Regarding the ratification of DDR3, Intel Director of Platform Memory Options and JEDEC board member Paul Fahey said: "The DDR3 standard will serve as the lynchpin for developing a new generation of memory solutions that address demands for both lower power and high performance. DDR3 will be an essential ingredient in future mobility platforms and those applications requiring the highest performance, such as video-on-demand, encoding and decoding, gaming and 3D visualization."
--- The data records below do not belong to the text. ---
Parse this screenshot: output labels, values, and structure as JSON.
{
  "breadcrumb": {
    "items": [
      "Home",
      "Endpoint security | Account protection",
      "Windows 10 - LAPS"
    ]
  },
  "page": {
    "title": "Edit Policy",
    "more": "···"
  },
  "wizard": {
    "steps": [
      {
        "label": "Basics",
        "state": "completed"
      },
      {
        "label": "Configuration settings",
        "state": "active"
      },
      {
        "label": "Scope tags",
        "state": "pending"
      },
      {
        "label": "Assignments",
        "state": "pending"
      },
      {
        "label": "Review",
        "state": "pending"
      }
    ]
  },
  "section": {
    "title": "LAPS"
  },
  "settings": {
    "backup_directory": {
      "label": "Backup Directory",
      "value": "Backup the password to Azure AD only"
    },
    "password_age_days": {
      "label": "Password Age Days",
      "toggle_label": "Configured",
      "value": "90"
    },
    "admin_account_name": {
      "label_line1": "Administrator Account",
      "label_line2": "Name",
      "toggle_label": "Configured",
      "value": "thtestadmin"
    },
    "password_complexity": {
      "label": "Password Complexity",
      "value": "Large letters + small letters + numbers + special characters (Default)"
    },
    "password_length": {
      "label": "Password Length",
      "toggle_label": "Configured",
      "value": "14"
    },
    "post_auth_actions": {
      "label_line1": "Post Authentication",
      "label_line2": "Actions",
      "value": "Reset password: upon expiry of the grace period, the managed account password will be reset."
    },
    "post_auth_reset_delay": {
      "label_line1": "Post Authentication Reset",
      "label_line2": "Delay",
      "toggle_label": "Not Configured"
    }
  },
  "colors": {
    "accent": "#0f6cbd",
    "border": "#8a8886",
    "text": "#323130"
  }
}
According to JEDEC the DDR3 chips will have a fixed voltage (1.5V instead of 1.8V for DDR2) and will have 512Mb to 8Gb density per data chip. As a result we will probably see 4GB sticks in 6 months or so. Unfortunately JEDEC didn't say a thing about the speed limit of DDR3. From what we know, DDR3-1333 will exist as a standard. However the same cannot be said about DDR3-1600.

"The DDR3 standard represents the culmination of countless hours of collaboration between memory device, system, component and module producers. This standard will permit emerging systems to achieve greater performance, storage and functionality, consistent with the needs of an increasingly information-intensive world community," claimed JEDEC JC-42.3 Chairman and AMD employee Joe Macri.

Currently DDR3 sticks can work inside Bearlake-based motherboards such as the P35 and X38 chipsets but Nvidia is also working on a board capable of working with DDR3 memory modules. Several memory manufacturers including Corsair, Geil, OCZ and Kingston have already announced their DDR3 memory lineups and the final products will enter the market in less than one month.